我想将不同的风险比率合并到一个森林图中。我希望输出类似于 STATA 中的 metamiss
或 R 中的 metafor
。如何在 Python 中执行此操作?
通过使用 zEPID 包,我创建了不同风险比率的森林图。
import matplotlib.image as mpimg
import numpy as np
import matplotlib.pyplot as plt
import zepid
from zepid.graphics import EffectMeasurePlot
labs = ["ACA(Isq=41.37% Tausq=0.146 pvalue=0.039 )",
"ICA0(Isq=25.75% Tausq=0.092 pvalue=0.16 )",
"ICA1(Isq=60.34% Tausq=0.121 pvalue=0.00 )",
"ICAb(Isq=25.94% Tausq=0.083 pvalue=0.16 )",
"ICAw(Isq=74.22% Tausq=0.465 pvalue=0.00 )"]
measure = [2.09,2.24,1.79,2.71,1.97]
lower = [1.49,1.63,1.33,2.00,1.25]
upper = [2.92,3.07,2.42,3.66,3.11]
p = EffectMeasurePlot(label=labs, effect_measure=measure, lcl=lower, ucl=upper)
p.labels(effectmeasure='RR')
p.colors(pointshape="D")
ax=p.plot(figsize=(7,3), t_adjuster=0.09, max_value=4, min_value=0.35 )
plt.title("Random Effect Model(Risk Ratio)",loc="right",x=1, y=1.045)
plt.suptitle("Missing Data Imputation Method",x=-0.1,y=0.98)
ax.set_xlabel("Favours Control Favours Haloperidol ", fontsize=10)
ax.spines['top'].set_visible(False)
ax.spines['right'].set_visible(False)
ax.spines['bottom'].set_visible(True)
ax.spines['left'].set_visible(False)
plt.savefig("Missing Data Imputation Method",bbox_inches='tight')
statsmodels library has an API for doing simple meta-analysis and plotting forest plots. It supports DerSimonian-Laird (chi2) and Paule-Mandel (iterated). See the statsmodel docs 更多用例、选项和示例。
他们文档中的示例:
import numpy as np
from statsmodels.stats.meta_analysis import combine_effects
# dummy data
mean_effect = np.array([61.00,61.40,62.21,62.30,62.34,62.60,62.70,62.84,65.90])
var_effect = np.array([0.2025,1.2100,0.0900,0.2025,0.3844,0.5625,0.0676,0.0225,1.8225])
idx = ['lab1','lab2','lab3','lab4','lab5','lab6','lab7','lab8','lab9']
# meta-analysis and forest plot
results = combine_effects(mean_effect, var_effect, method_re="chi2", use_t=True, row_names=idx)

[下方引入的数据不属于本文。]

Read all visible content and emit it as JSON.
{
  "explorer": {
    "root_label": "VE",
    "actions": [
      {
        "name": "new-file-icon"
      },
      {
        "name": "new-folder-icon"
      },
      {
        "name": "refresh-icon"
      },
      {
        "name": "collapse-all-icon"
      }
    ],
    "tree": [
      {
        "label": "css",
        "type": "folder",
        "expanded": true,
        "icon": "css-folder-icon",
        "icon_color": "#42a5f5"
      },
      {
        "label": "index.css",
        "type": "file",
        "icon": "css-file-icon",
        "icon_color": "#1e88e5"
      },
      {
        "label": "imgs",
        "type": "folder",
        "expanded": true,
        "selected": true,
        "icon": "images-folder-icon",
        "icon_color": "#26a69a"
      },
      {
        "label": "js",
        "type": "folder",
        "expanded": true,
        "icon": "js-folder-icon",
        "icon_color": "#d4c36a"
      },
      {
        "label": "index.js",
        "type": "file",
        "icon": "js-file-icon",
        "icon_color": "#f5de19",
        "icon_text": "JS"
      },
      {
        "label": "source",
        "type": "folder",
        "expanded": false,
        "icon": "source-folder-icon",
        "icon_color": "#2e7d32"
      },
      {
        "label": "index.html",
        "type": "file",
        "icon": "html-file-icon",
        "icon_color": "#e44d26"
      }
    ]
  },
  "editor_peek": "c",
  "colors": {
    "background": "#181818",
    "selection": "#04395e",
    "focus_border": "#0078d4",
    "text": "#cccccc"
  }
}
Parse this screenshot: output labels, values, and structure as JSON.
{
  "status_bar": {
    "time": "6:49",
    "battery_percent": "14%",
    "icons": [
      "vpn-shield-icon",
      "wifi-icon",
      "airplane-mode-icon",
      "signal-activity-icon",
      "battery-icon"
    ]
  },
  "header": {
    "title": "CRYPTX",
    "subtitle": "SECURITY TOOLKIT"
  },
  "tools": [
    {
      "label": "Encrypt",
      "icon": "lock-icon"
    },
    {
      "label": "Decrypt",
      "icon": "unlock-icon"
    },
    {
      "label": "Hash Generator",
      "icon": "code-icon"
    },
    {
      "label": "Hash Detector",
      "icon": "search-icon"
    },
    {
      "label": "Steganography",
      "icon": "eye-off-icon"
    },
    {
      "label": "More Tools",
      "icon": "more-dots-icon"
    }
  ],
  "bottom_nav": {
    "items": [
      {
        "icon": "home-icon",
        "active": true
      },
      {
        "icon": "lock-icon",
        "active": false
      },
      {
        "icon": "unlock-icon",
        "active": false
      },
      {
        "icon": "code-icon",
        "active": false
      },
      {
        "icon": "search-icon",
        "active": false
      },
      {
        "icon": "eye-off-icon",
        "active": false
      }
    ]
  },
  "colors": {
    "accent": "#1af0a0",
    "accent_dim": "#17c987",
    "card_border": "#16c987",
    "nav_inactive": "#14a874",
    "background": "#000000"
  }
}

print(results.summary_frame())
fig = results.plot_forest()
输出:
eff sd_eff ci_low ci_upp w_fe w_re
lab1 61.000000 0.450000 60.118016 61.881984 0.057436 0.123113
lab2 61.400000 1.100000 59.244040 63.555960 0.009612 0.040314
lab3 62.210000 0.300000 61.622011 62.797989 0.129230 0.159749
lab4 62.300000 0.450000 61.418016 63.181984 0.057436 0.123113
lab5 62.340000 0.620000 61.124822 63.555178 0.030257 0.089810
lab6 62.600000 0.750000 61.130027 64.069973 0.020677 0.071005
lab7 62.700000 0.260000 62.190409 63.209591 0.172052 0.169810
lab8 62.840000 0.150000 62.546005 63.133995 0.516920 0.194471
lab9 65.900000 1.350000 63.254049 68.545951 0.006382 0.028615
fixed effect 62.583397 0.107846 62.334704 62.832090 1.000000 NaN
random effect 62.390139 0.245750 61.823439 62.956838 NaN 1.000000
fixed effect wls 62.583397 0.189889 62.145512 63.021282 1.000000 NaN
random effect wls 62.390139 0.294776 61.710384 63.069893 NaN 1.000000
我还建议通读各个方法的文档,例如 combine_effects()
,其中包含有关实施的其他注释和参考。